Трофим недолго прожил в лаборатории. В управлении заводов обокрали какой-то кабинет. Трудяги из НКВД, естественно, воров не нашли, но основательно почистили список заключенных, причисленных к производству. И обнаружив, что в лаборатории пристроился "пятидесятидевятник", немедленно отправили его куда-то на тяжелые работы. Больше - до самого моего ухода из нее - в лаборатории уже не было хорошего дневального.

Под вечными звездами

Их было семеро - семь отказчиков, семь доходяг, еле передвигавшихся по земле, тот народ, о котором шутят презрительно и жалостно: "фитили - дунешь, погаснут!" Еще их почему-то называют "дикой Индией", насмехаясь над любым их сборищем: "там вечно пляшут и поют". Все семеро дремали вокруг крохотного костра, разложенного у железнодорожной выемки. В стороне теплился другой костер, побольше, для стрелка. Сам стрелок, запахнув шубу и обхватив руками винтовку, сонно мотал головой от дыма, евшего глаза. На "фитилей" своих он и не смотрел. Каждый еще с лета сидел в карцере штрафного лаготделения за отказ от работы. И хоть для формы их ежедневно выгоняли на очистку полотна от снега, лопаты они держали в руках лишь во время ходьбы, а на месте втыкали их в сугробы. Принуждать их к труду было бесполезно, следить за ними - бесцельно: зима не время для побегов.

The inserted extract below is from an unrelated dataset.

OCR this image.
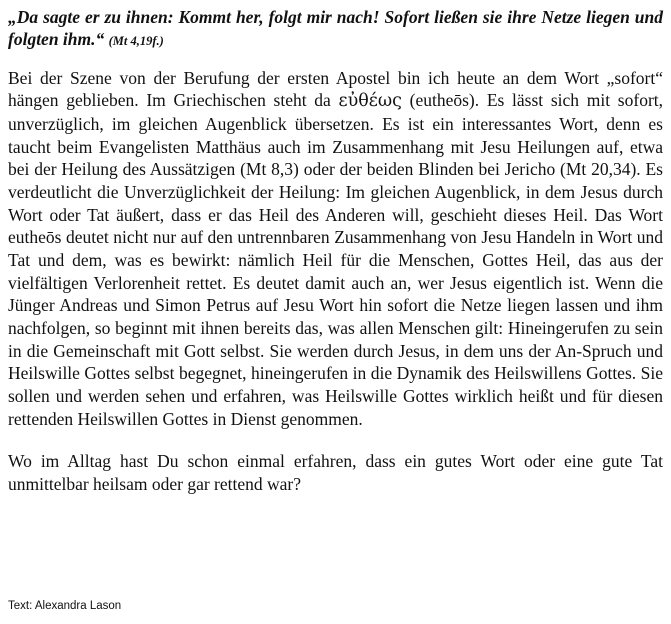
„Da sagte er zu ihnen: Kommt her, folgt mir nach! Sofort ließen sie ihre Netze liegen und folgten ihm.“ (Mt 4,19f.)

Bei der Szene von der Berufung der ersten Apostel bin ich heute an dem Wort „sofort“ hängen geblieben. Im Griechischen steht da εὐθέως (eutheōs). Es lässt sich mit sofort, unverzüglich, im gleichen Augenblick übersetzen. Es ist ein interessantes Wort, denn es taucht beim Evangelisten Matthäus auch im Zusammenhang mit Jesu Heilungen auf, etwa bei der Heilung des Aussätzigen (Mt 8,3) oder der beiden Blinden bei Jericho (Mt 20,34). Es verdeutlicht die Unverzüglichkeit der Heilung: Im gleichen Augenblick, in dem Jesus durch Wort oder Tat äußert, dass er das Heil des Anderen will, geschieht dieses Heil. Das Wort eutheōs deutet nicht nur auf den untrennbaren Zusammenhang von Jesu Handeln in Wort und Tat und dem, was es bewirkt: nämlich Heil für die Menschen, Gottes Heil, das aus der vielfältigen Verlorenheit rettet. Es deutet damit auch an, wer Jesus eigentlich ist. Wenn die Jünger Andreas und Simon Petrus auf Jesu Wort hin sofort die Netze liegen lassen und ihm nachfolgen, so beginnt mit ihnen bereits das, was allen Menschen gilt: Hineingerufen zu sein in die Gemeinschaft mit Gott selbst. Sie werden durch Jesus, in dem uns der An-Spruch und Heilswille Gottes selbst begegnet, hineingerufen in die Dynamik des Heilswillens Gottes. Sie sollen und werden sehen und erfahren, was Heilswille Gottes wirklich heißt und für diesen rettenden Heilswillen Gottes in Dienst genommen.

Wo im Alltag hast Du schon einmal erfahren, dass ein gutes Wort oder eine gute Tat unmittelbar heilsam oder gar rettend war?

Text: Alexandra Lason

Декабрьское утро тащилось над белой и во тьме землей, в ложбинках шипел переметаемый злой поземкой снег, мороз каменел почти полусотней градусов. Подслеповатые звезды хмуро мигали на окостеневшую землю, на западе приплясывало неяркое сияние. "Фитили" кутались в рвань телогреек, совали руки в костер. Сияющий дым штопором вворачивался в небо, от него падал неверный свет - фигуры сидящих колебались, расплывчатые, как тени.

Один - высокий, страшно худой, с носом, похожим на клюв, - встрепенулся и поднял голову. На все стороны простиралась полярная пустыня - безмерный снег, один снег, без деревца, без огонька, без птицы, без зверя. Отказчик долго глядел в небо. Звезды при каждом мигании словно обрывались с низкой высоты и, не упав, цеплялись за темный купол и снова, вспыхнув, рушились. Небо наваливалось и грозило сотнями враждебных глаз, кричало безмолвными вспышками, пронзало иглами сияния. Отказчик закашлялся и отвел глаза, звезда ударила его лучом, как кинжалом. На земле было не лучше, она притаилась, как зверь перед прыжком, угрюмо следила каждым бугорком, готовясь наброситься на плечи.

- Доходим! - пробормотал отказчик.

Другой отозвался, не открывая лица:

- Доплываем, Митька! Скоро всем хана.

Третий, тяжело шевельнувшись, прохрипел на второго:

- Не канючь, Лысый!

Остальные молчали, окуриваемые холодным дымом костра, сложенного из мха.

В одиннадцать по выемке простучал поезд из четырех вагонов. Красноватый свет сумрачно озарил семерых отказчиков и стрелка. Стрелок, обнимая покрытую инеем винтовку, тихонько посапывал. Отказчики заворочались, - мороз, оледенив кожу, добирался до тела.

- Митька, сволочь, чего кимаешь! - застонал один. - Огня, сука!